Marelle, billes, corde à sauter… Ces jeux d’enfance qui ont traversé les générations semblent aujourd’hui relégués aux souvenirs. Supplantés par les écrans et les jeux vidéo, ils ne se transmettent plus, laissant un vide dans la culture ludique des enfants. Une disparition silencieuse qui en dit long sur l’évolution de notre société.
La marelle, les billes, la corde à sauter, les osselets ou encore les rondes et parties de cache-cache… Autrefois, ces jeux rythmaient les journées d’enfance dans les cours d’école et les ruelles peu fréquentées. Bien plus que de simples divertissements, ils formaient un langage commun, transmis naturellement d’une génération à l’autre. Chaque époque avait ses saisons de jeu : la toupie au printemps, la corde à sauter à l’été, les billes dès les premiers froids. Ces pratiques, loin d’être désordonnées, obéissaient à des règles précises et à une logique de transmission collective.
Des jeux pour vivre ensemble
Les groupes de jeu étaient stables, organisés autour d’un leader informel, et chaque enfant apprenait progressivement à s’intégrer à travers l’apprentissage des règles, mais aussi du vivre-ensemble. L’enjeu n’était pas seulement ludique : il s’agissait aussi de reconnaissance, d’adresse physique et d’intelligence sociale. Des discussions animées sur la validité d’une épreuve témoignaient de l’importance accordée au respect des règles, à l’équité, et au jugement collectif. Ces jeux favorisaient ainsi la cohésion et développaient la capacité d’accord et de tolérance au sein du groupe.
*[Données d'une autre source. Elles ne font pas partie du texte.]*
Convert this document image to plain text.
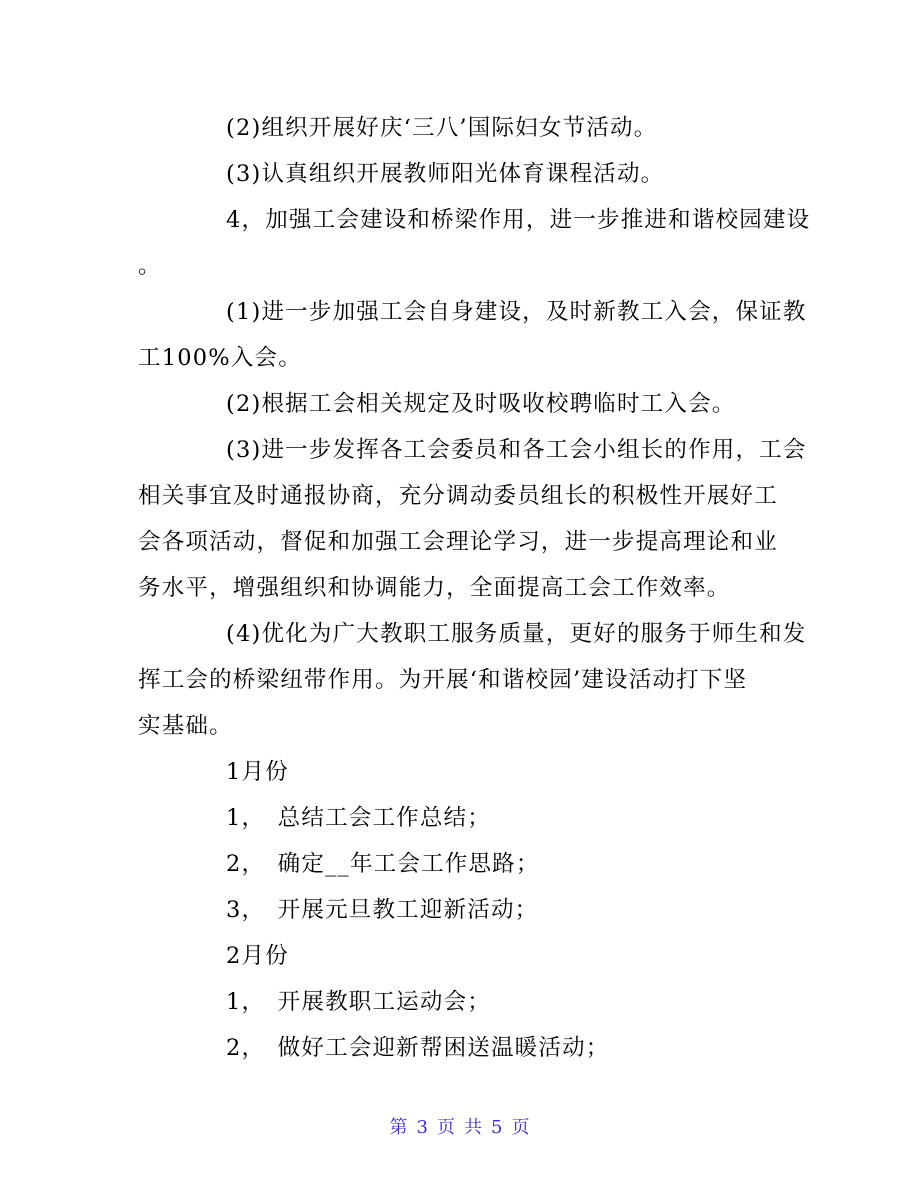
(2)组织开展好庆‘三八’国际妇女节活动。
(3)认真组织开展教师阳光体育课程活动。
4，加强工会建设和桥梁作用，进一步推进和谐校园建设
。
(1)进一步加强工会自身建设，及时新教工入会，保证教
工100%入会。
(2)根据工会相关规定及时吸收校聘临时工入会。
(3)进一步发挥各工会委员和各工会小组长的作用，工会
相关事宜及时通报协商，充分调动委员组长的积极性开展好工
会各项活动，督促和加强工会理论学习，进一步提高理论和业
务水平，增强组织和协调能力，全面提高工会工作效率。
(4)优化为广大教职工服务质量，更好的服务于师生和发
挥工会的桥梁纽带作用。为开展‘和谐校园’建设活动打下坚
实基础。
1月份
1，　总结工会工作总结；
2，　确定__年工会工作思路；
3，　开展元旦教工迎新活动；
2月份
1，　开展教职工运动会；
2，　做好工会迎新帮困送温暖活动；
第 3 页 共 5 页
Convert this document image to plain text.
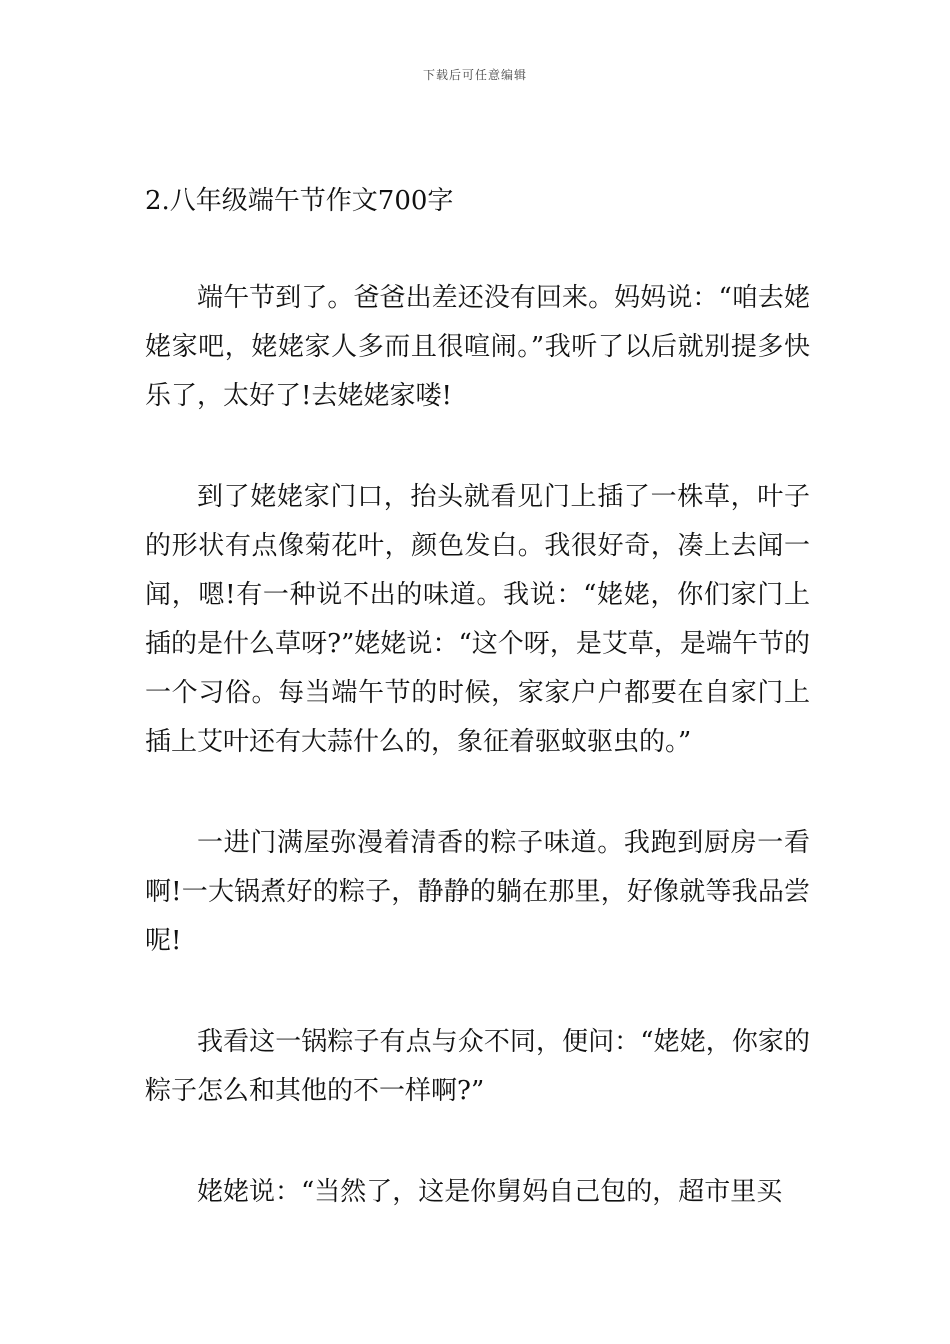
下载后可任意编辑
2.八年级端午节作文700字

端午节到了。爸爸出差还没有回来。妈妈说：“咱去姥姥家吧，姥姥家人多而且很喧闹。”我听了以后就别提多快乐了，太好了!去姥姥家喽!

到了姥姥家门口，抬头就看见门上插了一株草，叶子的形状有点像菊花叶，颜色发白。我很好奇，凑上去闻一闻，嗯!有一种说不出的味道。我说：“姥姥，你们家门上插的是什么草呀?”姥姥说：“这个呀，是艾草，是端午节的一个习俗。每当端午节的时候，家家户户都要在自家门上插上艾叶还有大蒜什么的，象征着驱蚊驱虫的。”

一进门满屋弥漫着清香的粽子味道。我跑到厨房一看啊!一大锅煮好的粽子，静静的躺在那里，好像就等我品尝呢!

我看这一锅粽子有点与众不同，便问：“姥姥，你家的粽子怎么和其他的不一样啊?”

姥姥说：“当然了，这是你舅妈自己包的，超市里买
Dans les jeux de corde, par exemple, le plaisir provenait autant du mouvement que de la structure imposée par la tradition. Les enfants investissaient les gestes et les paroles transmis par les plus grands, avec fierté et rigueur. Le jeu de billes fonctionnait de façon similaire, enrichi par des règles parfois teintées de croyances ou de superstitions, transmises avec le même sérieux qu’un rite.
Un écran et des compagnons virtuels
Mais cette culture populaire enfantine tend à disparaître. Le lien naturel de transmission s’est rompu. Les trentenaires d’aujourd’hui, même s’ils ont connu ces jeux, n’en gardent parfois qu’un souvenir flou. Les règles se sont effacées, faute de pratique et de renouvellement. La télévision d’abord, puis les tablettes et smartphones, ont redéfini les loisirs des plus jeunes. Le numérique a déplacé l’attention des enfants des terrains de jeu physiques vers les espaces virtuels.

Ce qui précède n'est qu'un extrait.